Réunions du Comité exécutif

Rôle de protection du HCR dans les pays d'origine
EC/46/SC/CRP.17

18 Mars 1996

ROLE DE PROTECTION DU HCR DANS LES PAYS D'ORIGINE

I. INTRODUCTION

1. La protection des réfugiés est la préoccupation qui sous-tend l'ensemble des activités du HCR. Le mandat de protection internationale qui lui a été confié confère au HCR son signe distinctif par rapport aux autres institutions de la famille des Nations Unies. La promotion de solutions au problème des réfugiés fait partie intégrante du mandat et de l'expérience de protection du HCR. Ces dernières années, le HCR a complété les activités liées aux formes traditionnelles de protection, particulièrement l'asile, par des activités accrues dans les pays d'origine. Ces activités ont un double but : assurer le caractère durable de la solution du rapatriement librement consenti moyennant le respect des droits fondamentaux de l'homme et le recouvrement de la protection nationale pour les rapatriés; et s'efforcer de créer des conditions qui pourraient ne laisser aux gens d'autre choix que celui de fuir. Cette approche holistique tente de compléter les engagements des pays d'asile en faisant porter aux autorités des pays producteurs de réfugiés la responsabilité de la prévention et de la solution durable des problèmes des réfugiés en tant que corollaire naturel de la responsabilité de l'Etat.

2. Le rôle du HCR dans les pays d'origine ne doit pas être vu comme un substitut à la responsabilité de l'Etat en matière de protection nationale ou de la communauté internationale responsable des causes profondes. La présence du HCR dans les pays d'origine ne doit pas en aucun cas saper le droit fondamental de chercher asile.

II. BASES JURIDIQUES DES ACTIVITES DU HCR DANS LE PAYS D'ORIGINE

3. Le mandat du HCR dans les pays d'origine découle de sa responsabilité globale à l'endroit des réfugiés et de la responsabilité statutaire de l'Office de chercher des solutions permanentes en aidant les gouvernements à promouvoir le rapatriement librement consenti et à réduire le nombre de réfugiés ayant besoin d'une protection. Cela a été réaffirmé dans diverses résolutions de l'Assemblée générale1 et codifié plus en détail dans les conclusions No. 18(XXXI) et No. 40(XXXVI) du Comité exécutif du Programme du Haut Commissaire qui établit les principes de base en matière de rapatriement librement consenti. En particulier, la conclusion No. 40 reconnaît la légitimité de la préoccupation du HCR concernant les conséquences du retour et estime que le HCR doit avoir un accès direct et non entravé aux rapatriés.

4. Le Statut ne confère aucune compétence générale au HCR concernant les personnes déplacées dans leur propre pays.

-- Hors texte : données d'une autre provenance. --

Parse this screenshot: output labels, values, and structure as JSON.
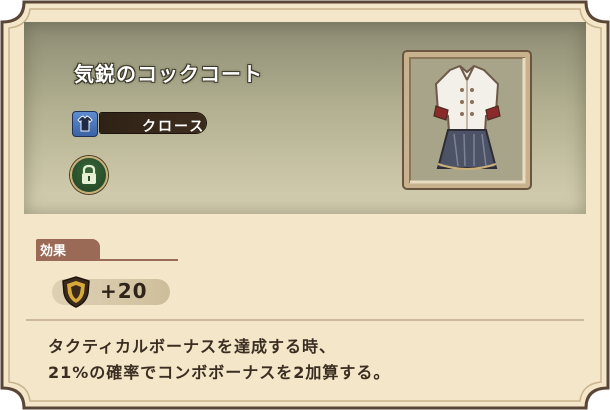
{
  "item": {
    "name": "気鋭のコックコート",
    "type_label": "クロース",
    "type_icon": "clothing-icon",
    "lock_icon": "lock-icon"
  },
  "effects": {
    "header": "効果",
    "stat_icon": "shield-icon",
    "stat_value": "+20",
    "description_lines": [
      "タクティカルボーナスを達成する時、",
      "21%の確率でコンボボーナスを2加算する。"
    ]
  },
  "colors": {
    "parchment": "#f4e6c8",
    "frame": "#5a4636",
    "header_panel_top": "#8d8c74",
    "header_panel_bottom": "#d6d0b2",
    "section_tag": "#9a6a56",
    "text_dark": "#3a2e22"
  }
}
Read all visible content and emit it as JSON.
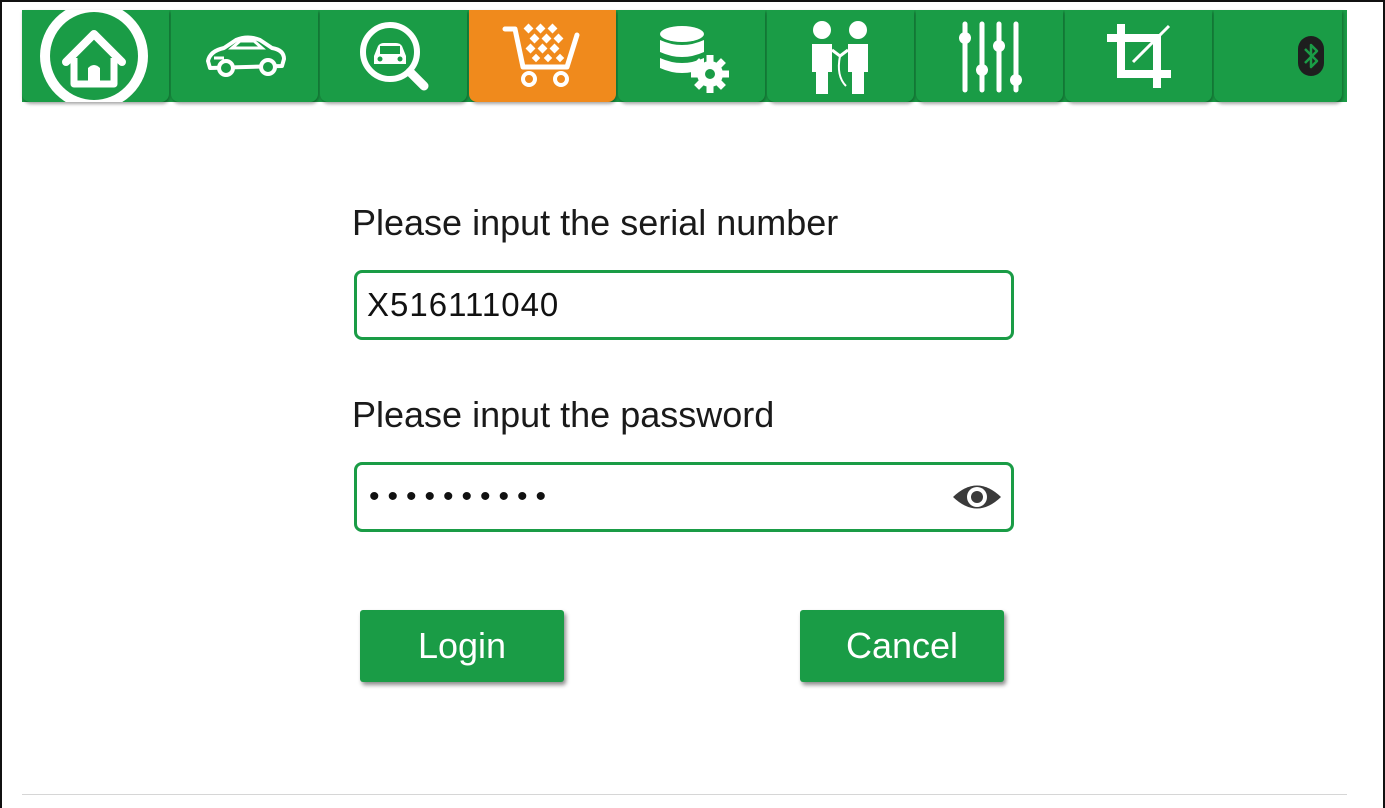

Toutefois, diverses conclusions du Comité exécutif et résolutions de l'Assemblée générale2 ont eu pour effet de confier au HCR un mandat sélectif et limité pour entreprendre des activités d'assistance humanitaire et de protection en faveur des personnes déplacées à l'intérieur du territoire. Les conditions préalables à l'engagement du HCR incluent une requête spécifique du Secrétaire général ou d'un organe principal compétent des Nations Unies, le consentement de l'Etat concerné et la disponibilité de ressources adéquates.

5. Les conclusions ultérieures du Comité exécutif qui ont précisé le rôle du HCR dans les pays d'origine ont trait aux activités dans le domaine de la prévention, y compris la création de structures juridiques et judiciaires nationales. En 1995, le Comité exécutif a également réaffirmé le rôle du HCR concernant la prévention et la réduction des cas d'apatridie et a sollicité davantage d'efforts dans ce domaine.

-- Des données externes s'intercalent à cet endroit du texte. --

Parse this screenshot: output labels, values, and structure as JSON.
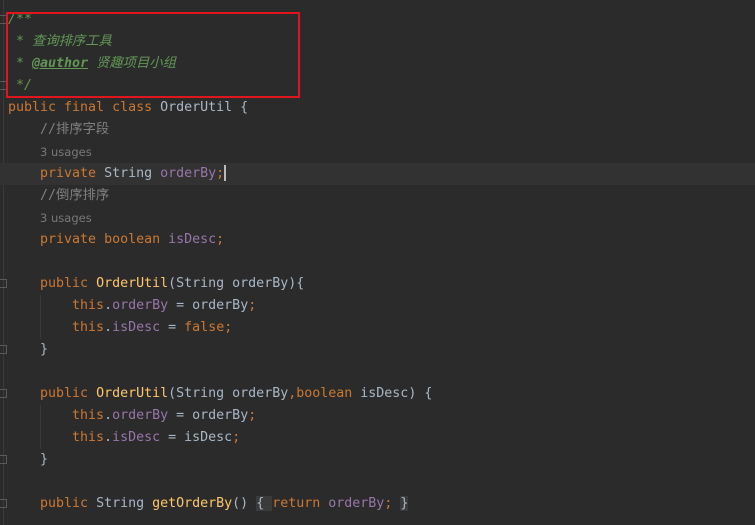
{
  "editor": {
    "current_line": 7,
    "lines": [
      {
        "tokens": [
          {
            "t": "/**",
            "c": "doc"
          }
        ]
      },
      {
        "tokens": [
          {
            "t": " * 查询排序工具",
            "c": "doc"
          }
        ]
      },
      {
        "tokens": [
          {
            "t": " * ",
            "c": "doc"
          },
          {
            "t": "@author",
            "c": "doctag"
          },
          {
            "t": " 贤趣项目小组",
            "c": "doc"
          }
        ]
      },
      {
        "tokens": [
          {
            "t": " */",
            "c": "doc"
          }
        ]
      },
      {
        "tokens": [
          {
            "t": "public final class ",
            "c": "kw"
          },
          {
            "t": "OrderUtil {",
            "c": "plain"
          }
        ]
      },
      {
        "tokens": [
          {
            "t": "    //排序字段",
            "c": "cmt"
          }
        ]
      },
      {
        "hint": "3 usages"
      },
      {
        "tokens": [
          {
            "t": "    private ",
            "c": "kw"
          },
          {
            "t": "String ",
            "c": "plain"
          },
          {
            "t": "orderBy",
            "c": "field"
          },
          {
            "t": ";",
            "c": "kw"
          }
        ],
        "caret": true
      },
      {
        "tokens": [
          {
            "t": "    //倒序排序",
            "c": "cmt"
          }
        ]
      },
      {
        "hint": "3 usages"
      },
      {
        "tokens": [
          {
            "t": "    private boolean ",
            "c": "kw"
          },
          {
            "t": "isDesc",
            "c": "field"
          },
          {
            "t": ";",
            "c": "kw"
          }
        ]
      },
      {
        "tokens": []
      },
      {
        "tokens": [
          {
            "t": "    public ",
            "c": "kw"
          },
          {
            "t": "OrderUtil",
            "c": "method"
          },
          {
            "t": "(String orderBy){",
            "c": "plain"
          }
        ]
      },
      {
        "tokens": [
          {
            "t": "        this",
            "c": "kw"
          },
          {
            "t": ".",
            "c": "plain"
          },
          {
            "t": "orderBy",
            "c": "field"
          },
          {
            "t": " = orderBy",
            "c": "plain"
          },
          {
            "t": ";",
            "c": "kw"
          }
        ]
      },
      {
        "tokens": [
          {
            "t": "        this",
            "c": "kw"
          },
          {
            "t": ".",
            "c": "plain"
          },
          {
            "t": "isDesc",
            "c": "field"
          },
          {
            "t": " = ",
            "c": "plain"
          },
          {
            "t": "false;",
            "c": "kw"
          }
        ]
      },
      {
        "tokens": [
          {
            "t": "    }",
            "c": "plain"
          }
        ]
      },
      {
        "tokens": []
      },
      {
        "tokens": [
          {
            "t": "    public ",
            "c": "kw"
          },
          {
            "t": "OrderUtil",
            "c": "method"
          },
          {
            "t": "(String orderBy",
            "c": "plain"
          },
          {
            "t": ",boolean ",
            "c": "kw"
          },
          {
            "t": "isDesc) {",
            "c": "plain"
          }
        ]
      },
      {
        "tokens": [
          {
            "t": "        this",
            "c": "kw"
          },
          {
            "t": ".",
            "c": "plain"
          },
          {
            "t": "orderBy",
            "c": "field"
          },
          {
            "t": " = orderBy",
            "c": "plain"
          },
          {
            "t": ";",
            "c": "kw"
          }
        ]
      },
      {
        "tokens": [
          {
            "t": "        this",
            "c": "kw"
          },
          {
            "t": ".",
            "c": "plain"
          },
          {
            "t": "isDesc",
            "c": "field"
          },
          {
            "t": " = isDesc",
            "c": "plain"
          },
          {
            "t": ";",
            "c": "kw"
          }
        ]
      },
      {
        "tokens": [
          {
            "t": "    }",
            "c": "plain"
          }
        ]
      },
      {
        "tokens": []
      },
      {
        "tokens": [
          {
            "t": "    public ",
            "c": "kw"
          },
          {
            "t": "String ",
            "c": "plain"
          },
          {
            "t": "getOrderBy",
            "c": "method"
          },
          {
            "t": "() ",
            "c": "plain"
          },
          {
            "t": "{ ",
            "c": "fold"
          },
          {
            "t": "return ",
            "c": "kw"
          },
          {
            "t": "orderBy",
            "c": "field"
          },
          {
            "t": "; ",
            "c": "kw"
          },
          {
            "t": "}",
            "c": "fold"
          }
        ]
      }
    ]
  }
}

III. LA NATURE ET LE CONTENU DE LA PROTECTION DANS LES PAYS D'ORIGINE

A. Suivi des rapatriés

6. La nature durable du rapatriement librement consenti dépend essentiellement du niveau de protection et des services de réintégration connexes fournis aux rapatriés au cours du retour et du réétablissement dans le pays d'origine. La cheville ouvrière de la protection des rapatriés est le respect des droits de l'homme et l'ordre public. La responsabilité statutaire du HCR touchant à la recherche de solutions, y compris le rapatriement librement consenti, comprend nécessairement le suivi du traitement des rapatriés, par exemple le respect des amnisties et la possibilité pour chacun de jouir des droits fondamentaux de l'homme, ainsi que l'intervention auprès des autorités locales lorsqu'il convient. Les principaux fondements internationaux sur lesquels s'appuie la protection des rapatriés sont la sécurité de la personne et la non discrimination dans l'exercice des droits de l'homme et des libertés fondamentales. Dans le suivi des rapatriés, le HCR ne s'efforce pas de garantir des privilèges spécifiques ou de promouvoir un niveau de traitement plus favorable que celui réservé aux populations locales mais cherche à s'assurer que les rapatriés ne soient pas la cible de harcèlement ou de violence, ne soient pas victimes de discrimination ou de privation arbitraire de leurs droits fondamentaux.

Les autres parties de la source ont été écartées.